Business Definition of Data Mining
Data mining is a new component in an enterprise's decision support system (DSS) architecture. It complements and interlocks with other DSS capabilities such as query and reporting, on-line analytical processing (OLAP), data visualization, and traditional statistical analysis. These other DSS technologies are generally retrospective. They provide reports, tables, and graphs of what happened in the past. A user who knows what she's looking for can answer specific questions like: "How many new accounts were opened in the Midwest region last quarter," "Which stores had the largest change in revenues compared to the same month last year," or "Did we meet our goal of a ten-percent increase in holiday sales? "
We define data mining as "the data-driven discovery and modeling of hidden patterns in large volumes of data." Data mining differs from the retrospective technologies above because it produces models – models that capture and represent the hidden patterns in the data. With it, a user can discover patterns and build models automatically, without knowing exactly what she's looking for. The models are both descriptive and prospective. They address why things happened and what is likely to happen next. A user can pose "what-if" questions to a data-mining model that can not be queried directly from the database or warehouse. Examples include: "What is the expected lifetime value of every customer account," "Which customers are likely to open a money market account," or "Will this customer cancel our service if we introduce fees?"
The information technologies associated with DM are neural networks, genetic algorithms, fuzzy logic, and rule induction. It is outside the scope of this article to elaborate on all of these technologies. Instead, we will focus on business needs and how data mining solutions for these needs can translate into dollars.
Mapping Business Needs to Solutions and Profits
What can data mining do for your organization? In the introduction, we described some strategic opportunities for an organization to use data for advantage: business expansion, profitability, cost reduction, and sales and marketing. Let's consider these opportunities very concretely through several examples where companies successfully applied DM.
Expanding your business: Keystone Financial of Williamsport, PA, wanted to expand their customer base and attract new accounts through a LoanCheck offer. To initiate a loan, a recipient just had to go to a Keystone branch and cash the LoanCheck. Keystone introduced the $ 5000 LoanCheck by mailing a promotion to existing customers.
The Keystone database tracks about 300 characteristics for each customer. These characteristics include whether the person had already opened loans in the past two years, the number of active credit cards, the balance levels on those cards, and finally whether or not they responded to the $ 5000 LoanCheck offer.

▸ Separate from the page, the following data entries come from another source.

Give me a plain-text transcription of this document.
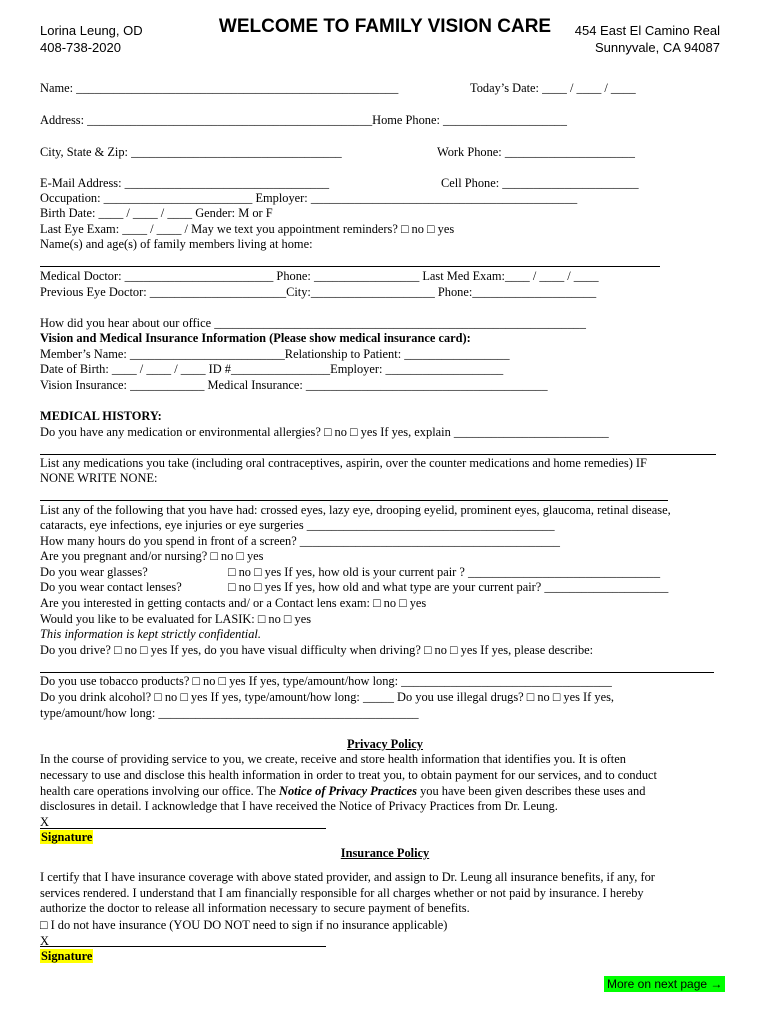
Lorina Leung, OD
408-738-2020
WELCOME TO FAMILY VISION CARE	454 East El Camino Real
Sunnyvale, CA 94087
Name: ____________________________________________________	Today’s Date: ____ / ____ / ____
Address: ______________________________________________Home Phone: ____________________
City, State & Zip: __________________________________	Work Phone: _____________________
E-Mail Address: _________________________________	Cell Phone: ______________________
Occupation: ________________________ Employer: ___________________________________________
Birth Date: ____ / ____ / ____ Gender: M or F
Last Eye Exam: ____ / ____ / May we text you appointment reminders? □ no □ yes
Name(s) and age(s) of family members living at home:
Medical Doctor: ________________________ Phone: _________________ Last Med Exam:____ / ____ / ____
Previous Eye Doctor: ______________________City:____________________ Phone:____________________
How did you hear about our office ____________________________________________________________
Vision and Medical Insurance Information (Please show medical insurance card):
Member’s Name: _________________________Relationship to Patient: _________________
Date of Birth: ____ / ____ / ____ ID #________________Employer: ___________________
Vision Insurance: ____________ Medical Insurance: _______________________________________
MEDICAL HISTORY:
Do you have any medication or environmental allergies? □ no □ yes If yes, explain _________________________
List any medications you take (including oral contraceptives, aspirin, over the counter medications and home remedies) IF
NONE WRITE NONE:
List any of the following that you have had: crossed eyes, lazy eye, drooping eyelid, prominent eyes, glaucoma, retinal disease,
cataracts, eye infections, eye injuries or eye surgeries ________________________________________
How many hours do you spend in front of a screen? __________________________________________
Are you pregnant and/or nursing? □ no □ yes
Do you wear glasses?	□ no □ yes If yes, how old is your current pair ? _______________________________
Do you wear contact lenses?	□ no □ yes If yes, how old and what type are your current pair? ____________________
Are you interested in getting contacts and/ or a Contact lens exam: □ no □ yes
Would you like to be evaluated for LASIK: □ no □ yes
This information is kept strictly confidential.
Do you drive? □ no □ yes If yes, do you have visual difficulty when driving? □ no □ yes If yes, please describe:
Do you use tobacco products? □ no □ yes If yes, type/amount/how long: __________________________________
Do you drink alcohol? □ no □ yes If yes, type/amount/how long: _____ Do you use illegal drugs? □ no □ yes If yes,
type/amount/how long: __________________________________________
Privacy Policy
In the course of providing service to you, we create, receive and store health information that identifies you. It is often
necessary to use and disclose this health information in order to treat you, to obtain payment for our services, and to conduct
health care operations involving our office. The Notice of Privacy Practices you have been given describes these uses and
disclosures in detail. I acknowledge that I have received the Notice of Privacy Practices from Dr. Leung.
X
Signature
Insurance Policy
I certify that I have insurance coverage with above stated provider, and assign to Dr. Leung all insurance benefits, if any, for
services rendered. I understand that I am financially responsible for all charges whether or not paid by insurance. I hereby
authorize the doctor to release all information necessary to secure payment of benefits.
□ I do not have insurance (YOU DO NOT need to sign if no insurance applicable)
X
Signature
More on next page →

Keystone used data mining to sift through the 300 customer characteristics, find the most significant ones, and build a model of response to the LoanCheck offer. Then, they applied the model to a list of 400,000 prospects obtained from a credit bureau.
By selectively mailing to the best-rated prospects determined by the DM model, Keystone generated $ 1.6M in additional net income from 12,000 new customers.
Reducing costs: Empire Blue Cross / Blue Shield is New York State's largest health insurer. To compete with other healthcare companies, Empire must provide quality service and minimize costs. Attacking costs in the form of fraud and abuse is a cornerstone of Empire's strategy, and it requires considerable investigative skill as well as sophisticated information technology.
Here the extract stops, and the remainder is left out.